Since the PROPL paper I've added a way to have a dynamic reprojection of a raster to another map projection, so if you have two rasters in different projections you want to combine, you can now just do:

with (
    yg.read_raster("layer_in_wgs84.tif") as layer1,
    yg.read_raster_like("layer_in_mollweide.tif", layer1) as layer2,
)
    res = layer1 * layer2
    res.to_geotiff("result_in_wgs84.tif")

That said, you want to be careful making this sort of thing too easy, as it hides an expensive operation, and so if you're doing this often you're better translating it once beforehand using something like gdalwarp. Also, if these are at different pixel densities, perhaps it's not obvious which one will be more lossy and you'd be better reprojecting the other way around. I can see a world in which a future Yirgacheffe perhaps tries to take a more active roll in these. But this is the evolution of Yirgacheffe APIs: I start with something simple and then make it smarter as it works its way into common usage.

The fun now is I believe in Yirgacheffe so much, I've started tripping up when I forget what most people would be consider stupid things to try. For instance, I recently hit an issue where I simplified the species richness calculation in my AOH library to be:

from pathlib import Path
import yirgacheffe as yg

species_aoh_rasters_paths = Path("/where/the/geotiffs/are/").glob("**/*.tif")
species_aoh_rasters = [yg.read_raster(x) for x in lots_of_species_aoh_rasters_paths]

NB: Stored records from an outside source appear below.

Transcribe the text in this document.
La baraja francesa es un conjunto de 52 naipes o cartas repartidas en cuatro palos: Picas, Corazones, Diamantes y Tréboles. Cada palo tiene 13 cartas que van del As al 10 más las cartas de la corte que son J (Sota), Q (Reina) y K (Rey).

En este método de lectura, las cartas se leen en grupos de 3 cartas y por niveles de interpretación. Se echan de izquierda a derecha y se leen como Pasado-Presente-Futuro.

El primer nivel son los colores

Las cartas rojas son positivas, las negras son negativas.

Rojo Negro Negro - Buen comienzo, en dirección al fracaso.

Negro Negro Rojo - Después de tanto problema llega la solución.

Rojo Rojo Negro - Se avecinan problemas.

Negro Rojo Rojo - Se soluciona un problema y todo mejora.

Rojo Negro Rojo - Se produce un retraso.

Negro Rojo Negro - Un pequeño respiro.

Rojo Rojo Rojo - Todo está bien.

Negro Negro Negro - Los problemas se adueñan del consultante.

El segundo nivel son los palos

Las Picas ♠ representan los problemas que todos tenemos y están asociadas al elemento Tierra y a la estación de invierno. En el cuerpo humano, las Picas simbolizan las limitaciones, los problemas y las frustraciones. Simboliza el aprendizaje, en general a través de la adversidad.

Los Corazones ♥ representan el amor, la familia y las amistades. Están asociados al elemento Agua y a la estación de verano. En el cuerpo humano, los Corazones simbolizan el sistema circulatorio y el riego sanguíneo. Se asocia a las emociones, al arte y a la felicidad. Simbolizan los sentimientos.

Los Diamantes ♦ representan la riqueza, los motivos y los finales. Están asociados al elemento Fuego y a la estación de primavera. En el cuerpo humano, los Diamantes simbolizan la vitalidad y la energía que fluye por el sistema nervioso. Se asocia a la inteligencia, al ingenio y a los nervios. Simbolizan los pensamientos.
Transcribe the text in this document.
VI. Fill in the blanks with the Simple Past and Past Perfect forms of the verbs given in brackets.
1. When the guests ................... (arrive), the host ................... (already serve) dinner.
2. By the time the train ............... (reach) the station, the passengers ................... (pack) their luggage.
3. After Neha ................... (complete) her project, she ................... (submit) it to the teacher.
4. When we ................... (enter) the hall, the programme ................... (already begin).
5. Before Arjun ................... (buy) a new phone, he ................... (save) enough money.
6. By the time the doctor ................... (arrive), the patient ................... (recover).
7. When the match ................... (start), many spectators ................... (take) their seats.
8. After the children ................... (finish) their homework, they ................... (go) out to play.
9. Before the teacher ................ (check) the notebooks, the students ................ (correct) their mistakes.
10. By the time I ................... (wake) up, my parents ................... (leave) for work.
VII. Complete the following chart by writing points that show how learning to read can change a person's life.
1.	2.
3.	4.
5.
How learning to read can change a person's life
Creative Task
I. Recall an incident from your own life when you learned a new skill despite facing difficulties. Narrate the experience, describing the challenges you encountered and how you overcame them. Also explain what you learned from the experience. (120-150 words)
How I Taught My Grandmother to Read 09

# rasters are fractional area per pixel, and we just need a binary here/not here layer
binary_aoh_rasters = [x > 0 for x in species_aoh_rasters]

# Then add them all up to get number fo species in each pixel
species_richness = yg.sum(binary_aoh_rasters)
species_richness.to_geotiff("species_richness.tif", parallelism=True)

This worked fine, until I pointed it at my attempt to do a species for all 34365 terrestrial vertebrates on the IUCN Red List and ran into a limit put on GDAL by macOS that meant I couldn't open more than 32000 files at a time. Was it perhaps silly of me to try read 32765 files at once? Maybe, though I'd say not on today's super powerful computers, but the point is that was the only thing that got in the way of this working. Not having to align 34000 rasters, not needing to juggle the memory required for them, not trying to work out how to best use the CPU or the GPU for this. All that other stuff Just Works™ for me now, and so I then forget that and bump into things like this.

So yes, it's a silly problem to have, but it's also a win that these days that's the kinda of thing I'm having to solve because other problems have gone away!

Thus it'll be nice to park Yirgacheffe for a while at 2.0 and let it mature, and see how it is applied and what frustrations others have, as it now works for most of what I need it to do. 2.0 is everything I ever wanted in a GIS library, but I very much doubt it is everything for others, but now that's the input I need to motivate for work for it.

A nice, and in my experience rare, place to get to with a project.